# Download new mobile app???



## KnightRiderKitt (Jun 18, 2021)

This is probably a dumb question, but here goes. I haven't received my Model S Plaid yet but do have Version 3.10.14 Mobile App downloaded onto my phone. I am trying to download the newest version of the App but is says, "No Products Found". Do I need to have the vehicle before I can download the App or ????


----------



## iChris93 (Feb 3, 2017)

If you have android, the new version hasn’t been released for that platform yet.


----------



## shareef777 (Mar 10, 2019)

KnightRiderKitt said:


> This is probably a dumb question, but here goes. I haven't received my Model S Plaid yet but do have Version 3.10.14 Mobile App downloaded onto my phone. I am trying to download the newest version of the App but is says, "No Products Found". Do I need to have the vehicle before I can download the App or ????

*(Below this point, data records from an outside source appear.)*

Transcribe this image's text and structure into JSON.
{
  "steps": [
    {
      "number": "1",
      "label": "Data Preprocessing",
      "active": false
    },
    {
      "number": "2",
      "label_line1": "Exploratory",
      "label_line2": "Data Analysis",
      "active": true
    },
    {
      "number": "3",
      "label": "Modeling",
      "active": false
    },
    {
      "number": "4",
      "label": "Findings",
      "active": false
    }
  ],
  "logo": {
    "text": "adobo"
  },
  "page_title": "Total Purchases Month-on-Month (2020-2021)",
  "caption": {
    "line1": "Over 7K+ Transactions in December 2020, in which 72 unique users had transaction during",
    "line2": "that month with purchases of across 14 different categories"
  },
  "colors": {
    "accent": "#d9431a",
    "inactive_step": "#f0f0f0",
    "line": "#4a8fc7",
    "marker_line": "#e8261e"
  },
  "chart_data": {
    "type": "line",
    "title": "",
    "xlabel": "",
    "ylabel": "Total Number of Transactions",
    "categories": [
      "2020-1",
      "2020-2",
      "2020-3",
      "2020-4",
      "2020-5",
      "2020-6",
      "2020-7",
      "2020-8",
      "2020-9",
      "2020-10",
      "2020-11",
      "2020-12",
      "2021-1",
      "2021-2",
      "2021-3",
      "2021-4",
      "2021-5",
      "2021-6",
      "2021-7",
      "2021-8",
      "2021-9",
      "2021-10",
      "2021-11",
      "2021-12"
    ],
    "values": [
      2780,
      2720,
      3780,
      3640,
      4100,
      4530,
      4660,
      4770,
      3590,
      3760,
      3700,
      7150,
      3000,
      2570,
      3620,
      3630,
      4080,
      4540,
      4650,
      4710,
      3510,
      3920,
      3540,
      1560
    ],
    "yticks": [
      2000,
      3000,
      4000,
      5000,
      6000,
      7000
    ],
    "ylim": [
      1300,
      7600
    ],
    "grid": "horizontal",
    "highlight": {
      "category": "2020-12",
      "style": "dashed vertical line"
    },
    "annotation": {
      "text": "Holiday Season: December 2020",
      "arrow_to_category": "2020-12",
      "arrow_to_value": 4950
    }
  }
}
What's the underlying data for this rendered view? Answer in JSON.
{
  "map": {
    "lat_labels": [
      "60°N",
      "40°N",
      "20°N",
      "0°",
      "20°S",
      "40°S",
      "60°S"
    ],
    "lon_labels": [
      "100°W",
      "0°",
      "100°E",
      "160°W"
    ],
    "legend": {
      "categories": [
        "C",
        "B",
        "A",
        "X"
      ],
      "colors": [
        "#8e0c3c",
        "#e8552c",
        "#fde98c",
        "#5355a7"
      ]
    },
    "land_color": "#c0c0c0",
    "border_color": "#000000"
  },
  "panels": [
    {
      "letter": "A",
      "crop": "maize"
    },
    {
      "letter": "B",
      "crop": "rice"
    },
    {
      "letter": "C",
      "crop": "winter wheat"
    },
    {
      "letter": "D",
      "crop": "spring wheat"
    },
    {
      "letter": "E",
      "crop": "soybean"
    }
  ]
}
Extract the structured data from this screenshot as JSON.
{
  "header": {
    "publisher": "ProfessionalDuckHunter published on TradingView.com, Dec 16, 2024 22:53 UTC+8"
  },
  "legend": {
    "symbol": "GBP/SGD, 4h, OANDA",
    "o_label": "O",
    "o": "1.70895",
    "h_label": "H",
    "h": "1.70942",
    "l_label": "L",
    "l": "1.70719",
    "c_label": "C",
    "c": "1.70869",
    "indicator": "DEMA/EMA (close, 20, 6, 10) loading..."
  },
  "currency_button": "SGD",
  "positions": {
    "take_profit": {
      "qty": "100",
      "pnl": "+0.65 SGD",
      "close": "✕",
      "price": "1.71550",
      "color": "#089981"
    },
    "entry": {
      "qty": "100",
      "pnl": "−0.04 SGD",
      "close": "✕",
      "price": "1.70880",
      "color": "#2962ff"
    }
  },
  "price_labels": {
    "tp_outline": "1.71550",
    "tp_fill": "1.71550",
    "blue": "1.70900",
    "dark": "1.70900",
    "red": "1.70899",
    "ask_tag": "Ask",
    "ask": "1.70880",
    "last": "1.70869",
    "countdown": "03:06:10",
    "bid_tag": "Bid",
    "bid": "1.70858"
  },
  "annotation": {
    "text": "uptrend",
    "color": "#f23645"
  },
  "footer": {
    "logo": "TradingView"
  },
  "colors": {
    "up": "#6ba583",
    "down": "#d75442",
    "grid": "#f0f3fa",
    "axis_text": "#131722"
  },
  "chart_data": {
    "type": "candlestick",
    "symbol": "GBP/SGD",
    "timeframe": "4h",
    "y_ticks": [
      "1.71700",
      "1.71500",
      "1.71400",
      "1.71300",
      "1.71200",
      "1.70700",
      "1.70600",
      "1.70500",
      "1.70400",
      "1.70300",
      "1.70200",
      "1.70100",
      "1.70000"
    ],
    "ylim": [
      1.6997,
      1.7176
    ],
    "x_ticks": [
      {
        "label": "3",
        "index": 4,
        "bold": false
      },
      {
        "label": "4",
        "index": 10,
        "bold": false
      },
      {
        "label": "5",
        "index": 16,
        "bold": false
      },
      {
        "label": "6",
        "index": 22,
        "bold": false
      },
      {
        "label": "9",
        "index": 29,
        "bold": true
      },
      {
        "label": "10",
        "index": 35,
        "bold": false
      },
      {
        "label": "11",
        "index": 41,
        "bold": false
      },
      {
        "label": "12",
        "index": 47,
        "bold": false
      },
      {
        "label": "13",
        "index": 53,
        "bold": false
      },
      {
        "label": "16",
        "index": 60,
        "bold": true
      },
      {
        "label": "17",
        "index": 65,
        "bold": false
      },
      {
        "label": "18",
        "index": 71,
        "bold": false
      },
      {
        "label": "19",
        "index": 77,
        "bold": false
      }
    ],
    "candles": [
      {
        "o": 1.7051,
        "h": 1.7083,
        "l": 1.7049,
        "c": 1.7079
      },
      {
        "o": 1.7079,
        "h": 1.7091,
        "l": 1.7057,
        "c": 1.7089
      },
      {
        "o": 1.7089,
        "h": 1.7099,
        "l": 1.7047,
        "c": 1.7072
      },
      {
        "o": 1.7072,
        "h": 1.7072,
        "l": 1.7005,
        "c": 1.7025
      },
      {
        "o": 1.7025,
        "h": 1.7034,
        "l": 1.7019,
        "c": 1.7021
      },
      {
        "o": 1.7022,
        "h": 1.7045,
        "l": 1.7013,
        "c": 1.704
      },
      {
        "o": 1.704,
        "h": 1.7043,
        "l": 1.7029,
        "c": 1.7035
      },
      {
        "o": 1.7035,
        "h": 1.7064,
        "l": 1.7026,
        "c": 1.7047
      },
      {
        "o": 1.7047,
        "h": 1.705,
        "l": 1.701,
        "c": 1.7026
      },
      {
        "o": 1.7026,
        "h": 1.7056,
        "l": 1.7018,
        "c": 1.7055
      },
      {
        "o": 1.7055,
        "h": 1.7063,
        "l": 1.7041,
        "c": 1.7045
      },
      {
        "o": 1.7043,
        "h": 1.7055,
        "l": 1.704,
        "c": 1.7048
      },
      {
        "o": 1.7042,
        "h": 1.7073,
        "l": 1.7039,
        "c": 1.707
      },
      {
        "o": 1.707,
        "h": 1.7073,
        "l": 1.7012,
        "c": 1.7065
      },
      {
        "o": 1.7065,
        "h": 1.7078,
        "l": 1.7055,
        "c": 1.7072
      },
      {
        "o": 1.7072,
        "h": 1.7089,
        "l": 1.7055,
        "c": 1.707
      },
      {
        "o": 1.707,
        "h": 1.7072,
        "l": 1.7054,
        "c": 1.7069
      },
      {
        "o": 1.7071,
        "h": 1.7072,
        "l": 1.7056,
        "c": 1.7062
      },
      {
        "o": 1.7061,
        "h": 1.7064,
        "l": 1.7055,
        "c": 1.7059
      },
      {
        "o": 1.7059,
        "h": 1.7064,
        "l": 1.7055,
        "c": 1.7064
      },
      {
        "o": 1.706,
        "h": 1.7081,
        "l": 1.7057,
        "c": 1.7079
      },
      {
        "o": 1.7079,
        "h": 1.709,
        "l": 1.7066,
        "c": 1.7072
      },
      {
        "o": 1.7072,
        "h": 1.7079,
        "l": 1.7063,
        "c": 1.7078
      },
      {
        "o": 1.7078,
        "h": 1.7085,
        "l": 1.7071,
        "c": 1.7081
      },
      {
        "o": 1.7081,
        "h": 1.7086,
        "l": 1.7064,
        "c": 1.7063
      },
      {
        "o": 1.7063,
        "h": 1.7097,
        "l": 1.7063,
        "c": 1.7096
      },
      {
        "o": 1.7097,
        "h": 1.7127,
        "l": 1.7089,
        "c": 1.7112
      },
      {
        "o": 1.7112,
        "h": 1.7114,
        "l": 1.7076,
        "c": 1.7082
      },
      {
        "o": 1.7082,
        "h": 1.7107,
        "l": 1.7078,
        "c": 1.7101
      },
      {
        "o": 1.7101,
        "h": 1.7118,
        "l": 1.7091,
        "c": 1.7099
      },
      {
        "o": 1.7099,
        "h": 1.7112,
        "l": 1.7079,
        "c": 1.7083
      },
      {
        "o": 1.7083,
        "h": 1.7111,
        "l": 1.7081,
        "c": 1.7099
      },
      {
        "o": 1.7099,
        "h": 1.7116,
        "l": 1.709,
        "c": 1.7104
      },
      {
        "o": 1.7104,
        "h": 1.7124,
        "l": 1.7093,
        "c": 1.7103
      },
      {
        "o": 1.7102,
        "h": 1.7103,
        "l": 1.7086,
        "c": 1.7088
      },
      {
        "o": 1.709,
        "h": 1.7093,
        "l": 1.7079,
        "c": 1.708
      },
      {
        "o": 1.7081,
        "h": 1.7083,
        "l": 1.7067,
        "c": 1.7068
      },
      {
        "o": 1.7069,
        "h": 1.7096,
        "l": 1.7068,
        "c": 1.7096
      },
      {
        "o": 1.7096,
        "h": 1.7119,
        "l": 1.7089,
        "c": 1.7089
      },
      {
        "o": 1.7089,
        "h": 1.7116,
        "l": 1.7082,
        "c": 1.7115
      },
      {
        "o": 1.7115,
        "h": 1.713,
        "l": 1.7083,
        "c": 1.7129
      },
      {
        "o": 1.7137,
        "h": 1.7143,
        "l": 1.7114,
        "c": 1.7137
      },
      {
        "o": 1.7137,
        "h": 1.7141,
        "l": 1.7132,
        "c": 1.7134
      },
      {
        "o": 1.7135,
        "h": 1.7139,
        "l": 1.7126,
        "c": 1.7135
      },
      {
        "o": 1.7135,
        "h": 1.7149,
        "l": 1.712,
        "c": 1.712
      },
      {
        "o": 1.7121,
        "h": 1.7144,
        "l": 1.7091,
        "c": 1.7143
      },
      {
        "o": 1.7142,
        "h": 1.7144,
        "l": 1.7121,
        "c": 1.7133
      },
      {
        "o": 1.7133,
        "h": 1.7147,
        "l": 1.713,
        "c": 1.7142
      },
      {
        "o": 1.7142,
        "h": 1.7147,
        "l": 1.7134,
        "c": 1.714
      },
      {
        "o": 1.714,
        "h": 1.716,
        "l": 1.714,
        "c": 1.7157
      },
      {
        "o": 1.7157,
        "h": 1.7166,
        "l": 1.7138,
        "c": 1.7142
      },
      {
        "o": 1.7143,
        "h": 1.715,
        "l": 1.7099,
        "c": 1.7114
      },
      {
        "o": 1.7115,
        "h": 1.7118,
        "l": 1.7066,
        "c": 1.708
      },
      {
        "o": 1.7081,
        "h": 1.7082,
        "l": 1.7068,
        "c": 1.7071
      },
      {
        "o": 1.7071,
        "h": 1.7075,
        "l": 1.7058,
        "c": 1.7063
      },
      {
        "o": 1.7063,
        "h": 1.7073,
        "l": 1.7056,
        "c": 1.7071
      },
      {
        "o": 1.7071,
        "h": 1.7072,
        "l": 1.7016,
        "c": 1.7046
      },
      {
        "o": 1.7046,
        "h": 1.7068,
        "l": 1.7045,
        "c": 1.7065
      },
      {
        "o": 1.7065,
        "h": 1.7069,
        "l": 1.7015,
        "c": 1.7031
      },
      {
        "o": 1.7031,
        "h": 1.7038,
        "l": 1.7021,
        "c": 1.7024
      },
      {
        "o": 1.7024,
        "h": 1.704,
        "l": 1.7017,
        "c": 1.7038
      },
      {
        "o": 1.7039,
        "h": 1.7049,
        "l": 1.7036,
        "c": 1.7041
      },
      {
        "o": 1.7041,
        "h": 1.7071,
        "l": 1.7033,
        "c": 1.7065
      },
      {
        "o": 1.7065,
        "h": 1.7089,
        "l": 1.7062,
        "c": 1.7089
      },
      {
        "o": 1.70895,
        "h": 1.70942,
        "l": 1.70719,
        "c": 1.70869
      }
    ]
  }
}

The app would be updated from your phones App Store, not from within the app.


----------



## KnightRiderKitt (Jun 18, 2021)

Good to know. I do have an android setup. I'll keep an eye out for it in the App Store Thanks for your inputs, guys. It is appreciated.

So, I am guessing I won't see much in the app. until I get the vehicle? It would be nice to start learning how thing work with it.


----------



## shareef777 (Mar 10, 2019)

KnightRiderKitt said:


> Good to know. I do have an android setup. I'll keep an eye out for it in the App Store Thanks for your inputs, guys. It is appreciated.
> 
> So, I am guessing I won't see much in the app. until I get the vehicle? It would be nice to start learning how thing work with it.


Yeah, nothing to do with the app unless your account/email is assigned to a vehicle. If you know anyone that owns a Tesla you can ask them to add your account to their vehicle. It'd then show up in your app and would be identical to how your vehicle would show up (assuming the same model). Only thing that'd be missing is the "Upgrades" option, which is essentially just the online shop and a list of vehicle upgrades (FSD/connectivity subscriptions, and acceleration boost and FSD purchase).


----------



## KnightRiderKitt (Jun 18, 2021)

Thanks, that's what I wanted to know.


----------